The only good thing I’ve done since my father died was cut off Maher, Inge, and Joren before I destroyed them, too.
Maybe without me they can survive. Maybe they can slip back into the reality I can never rejoin. The one where the dead stay buried.
Mama knocks on the door again.
“Not now,” I snap.
She knocks more firmly. I’m about to yell at her to go away, and then I remember another conversation we had.
I’m a fool. I’m as bad as the men I work with, overlooking crucial details because they came from a woman. As much as I tell myself I’m fine with how Mama is, I don’t respect her. Because if I did, I would have realized long ago that Mama has known this whole time. Everything.
She told me my father wasn’t mad, because she knew. She’s always known. My father didn’t cut out those pages. He would never have desecrated his own work that way. But Mama?
If she thought she was keeping me safe, she’d do anything.
I throw the door open. “Where are they?”
“We’re out of eggs.” She shoves a basket at me. “Clean yourself up and go get some. And throw this garbage out while you’re at it.” She glares around the study at my father’s writing.
“He was right,” I snarl. “There are monsters out there, and you know it’s true.”
“Yes,” Mama says.
Getting confirmation staggers me. Part of me still doubted, still wanted her to be the innocent, silly, housebound Mama I’ve always known. Brilliant but limited. The woman my father wanted her to be, I realize with increasing shame.
“How long have you known?” I ask.
She tugs down the high collar she always wears.
There’s a puckered old scar on the side of her neck.
“I didn’t stop going outside because I was too sad over Pieter’s death.
I stopped going outside because they can’t get in here without an invitation.
And unlike your father, I had the sense to learn from my brush with evil.
I only pray that you do, as well.” With that, she turns and stomps back into the kitchen.
I follow her. I’m aghast, and horrified, but I’m also livid. “Why didn’t you tell me!”
“Why would I tell you?” She sets to work chopping potatoes, the knife snicking through them with practiced ease.
“I wanted to keep you out of it entirely. I thought when you started working with Joren you’d get enough satisfaction solving the solvable that you’d stay away from the unknowable.

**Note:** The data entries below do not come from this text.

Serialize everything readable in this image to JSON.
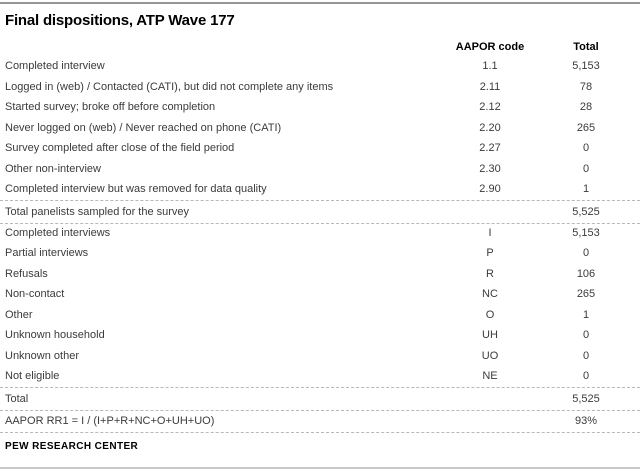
{
  "title": "Final dispositions, ATP Wave 177",
  "columns": {
    "code": "AAPOR code",
    "total": "Total"
  },
  "rows": [
    {
      "label": "Completed interview",
      "code": "1.1",
      "total": "5,153",
      "type": "normal"
    },
    {
      "label": "Logged in (web) / Contacted (CATI), but did not complete any items",
      "code": "2.11",
      "total": "78",
      "type": "normal"
    },
    {
      "label": "Started survey; broke off before completion",
      "code": "2.12",
      "total": "28",
      "type": "normal"
    },
    {
      "label": "Never logged on (web) / Never reached on phone (CATI)",
      "code": "2.20",
      "total": "265",
      "type": "normal"
    },
    {
      "label": "Survey completed after close of the field period",
      "code": "2.27",
      "total": "0",
      "type": "normal"
    },
    {
      "label": "Other non-interview",
      "code": "2.30",
      "total": "0",
      "type": "normal"
    },
    {
      "label": "Completed interview but was removed for data quality",
      "code": "2.90",
      "total": "1",
      "type": "normal"
    },
    {
      "label": "Total panelists sampled for the survey",
      "code": "",
      "total": "5,525",
      "type": "summary"
    },
    {
      "label": "Completed interviews",
      "code": "I",
      "total": "5,153",
      "type": "normal"
    },
    {
      "label": "Partial interviews",
      "code": "P",
      "total": "0",
      "type": "normal"
    },
    {
      "label": "Refusals",
      "code": "R",
      "total": "106",
      "type": "normal"
    },
    {
      "label": "Non-contact",
      "code": "NC",
      "total": "265",
      "type": "normal"
    },
    {
      "label": "Other",
      "code": "O",
      "total": "1",
      "type": "normal"
    },
    {
      "label": "Unknown household",
      "code": "UH",
      "total": "0",
      "type": "normal"
    },
    {
      "label": "Unknown other",
      "code": "UO",
      "total": "0",
      "type": "normal"
    },
    {
      "label": "Not eligible",
      "code": "NE",
      "total": "0",
      "type": "normal"
    },
    {
      "label": "Total",
      "code": "",
      "total": "5,525",
      "type": "summary"
    },
    {
      "label": "AAPOR RR1 = I / (I+P+R+NC+O+UH+UO)",
      "code": "",
      "total": "93%",
      "type": "summary"
    }
  ],
  "footer": "PEW RESEARCH CENTER",
  "colors": {
    "body_text": "#3b3b3b",
    "heading_text": "#000000",
    "dashed_rule": "#b8b8b8",
    "top_rule": "#969696",
    "bottom_rule": "#c9c9c9"
  }
}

Even when you began chasing your devil, I hoped you’d wear out before it destroyed you. ”
“But you helped us! You connected us with so many of father’s old contacts!
We got cases through your friends, so many requests that—” I stop, finally making such an obvious connection I should never be allowed to call myself a detective again.
“Every case your contacts brought us in on was an actual murder we were able to solve. Ones that never had anything to do with Diavola.”
She raises a sardonic eyebrow at me. “I’m your mother. I’m allowed to meddle. And I wanted you to know what it felt like when you could actually help. I wanted that to be the thing you began chasing. It still can be.” She holds out a jar of preserved carrots for me to open.
I take it automatically, then pause. “Mama. Where are the missing pages from Papa’s journal? The last ones, that talk about whatever deal he made with Diavola?”